Le professeur PLO Lumumba a salué la remarquable reconstruction et les progrès du Rwanda sous la direction de Paul Kagame, qualifiant Kigali d’exemple éclatant d’ordre, d’infrastructures modernes et de progrès technologique.
« Ils disaient que le Rwanda ne se relèverait jamais, mais je vois un peuple rwandais courageux, dirigé par Son Excellence le président Kagame, entrer dans le pays, faire ce qu’il fallait ; nettoyer Kigali, aller dans les villages pour les remettre en état, mettre en place un gouvernement et entamer un processus de reconstruction du Rwanda, illustrant une véritable renaissance après les cendres. »
Il a affirmé que le négationnisme et le révisionnisme ne triompheront pas, et qu’un esprit africain conscient et uni saura résister à la répétition de telles atrocités.

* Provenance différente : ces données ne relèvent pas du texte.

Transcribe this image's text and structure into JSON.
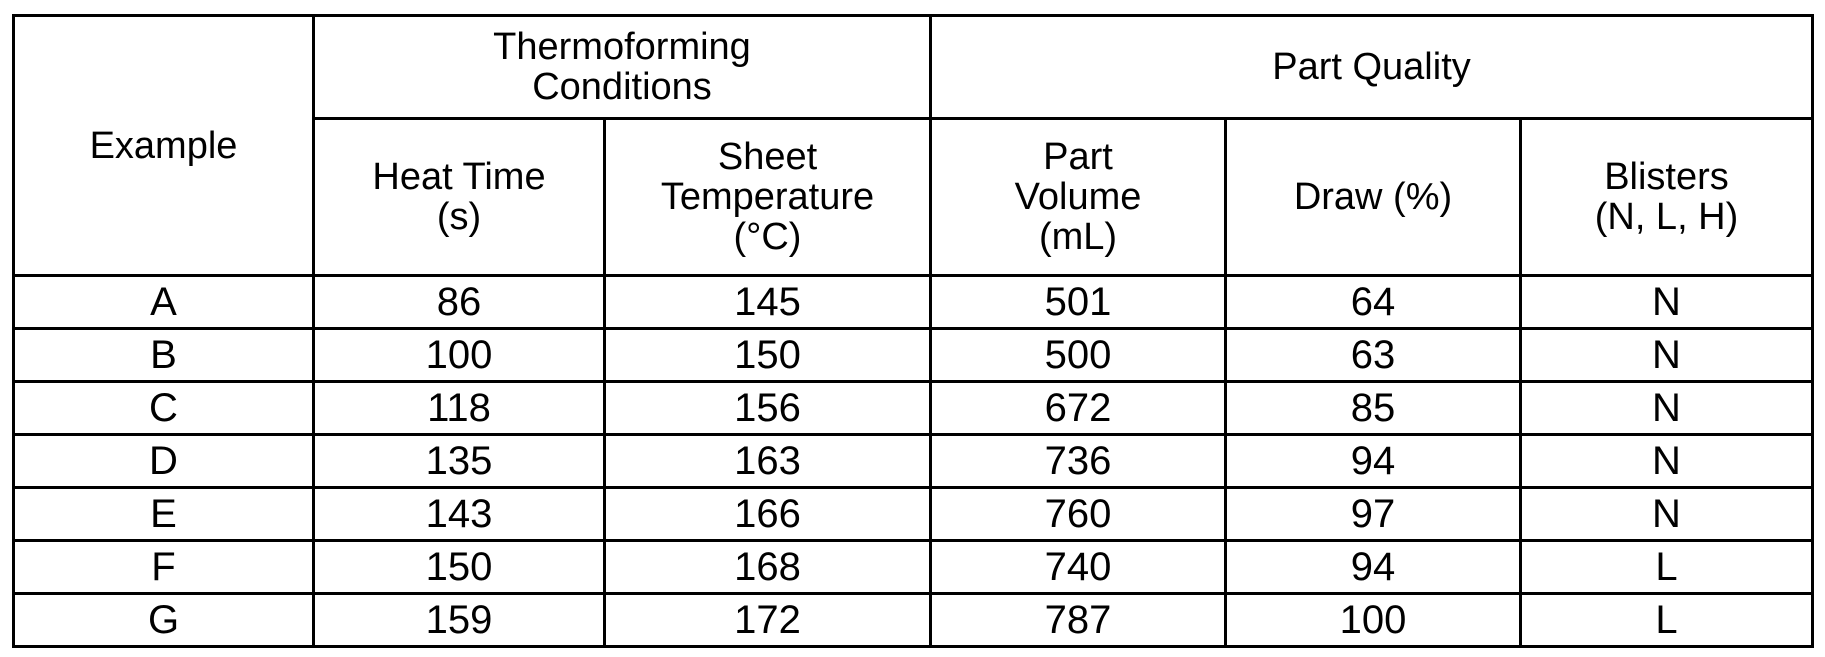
{
  "table": {
    "example_header": "Example",
    "groups": [
      {
        "label": "Thermoforming\nConditions",
        "columns": [
          "Heat Time\n(s)",
          "Sheet\nTemperature\n(°C)"
        ]
      },
      {
        "label": "Part Quality",
        "columns": [
          "Part\nVolume\n(mL)",
          "Draw (%)",
          "Blisters\n(N, L, H)"
        ]
      }
    ],
    "rows": [
      [
        "A",
        86,
        145,
        501,
        64,
        "N"
      ],
      [
        "B",
        100,
        150,
        500,
        63,
        "N"
      ],
      [
        "C",
        118,
        156,
        672,
        85,
        "N"
      ],
      [
        "D",
        135,
        163,
        736,
        94,
        "N"
      ],
      [
        "E",
        143,
        166,
        760,
        97,
        "N"
      ],
      [
        "F",
        150,
        168,
        740,
        94,
        "L"
      ],
      [
        "G",
        159,
        172,
        787,
        100,
        "L"
      ]
    ]
  }
}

De son côté, la sénatrice kényane Sylvia Kassanga a souligné que ce symposium, coïncidant avec le 32e anniversaire du génocide contre les Tutsi, constitue un moment important pour renforcer la conscience collective, encourager une réflexion approfondie et renouveler les engagements.
Elle a indiqué que l’Institut panafricain, en collaboration avec l’Université de Lukenya, entend institutionnaliser ce type de dialogue, afin d’en faire des initiatives intellectuelles, éducatives et politiques durables, capables d’influencer les politiques publiques en Afrique.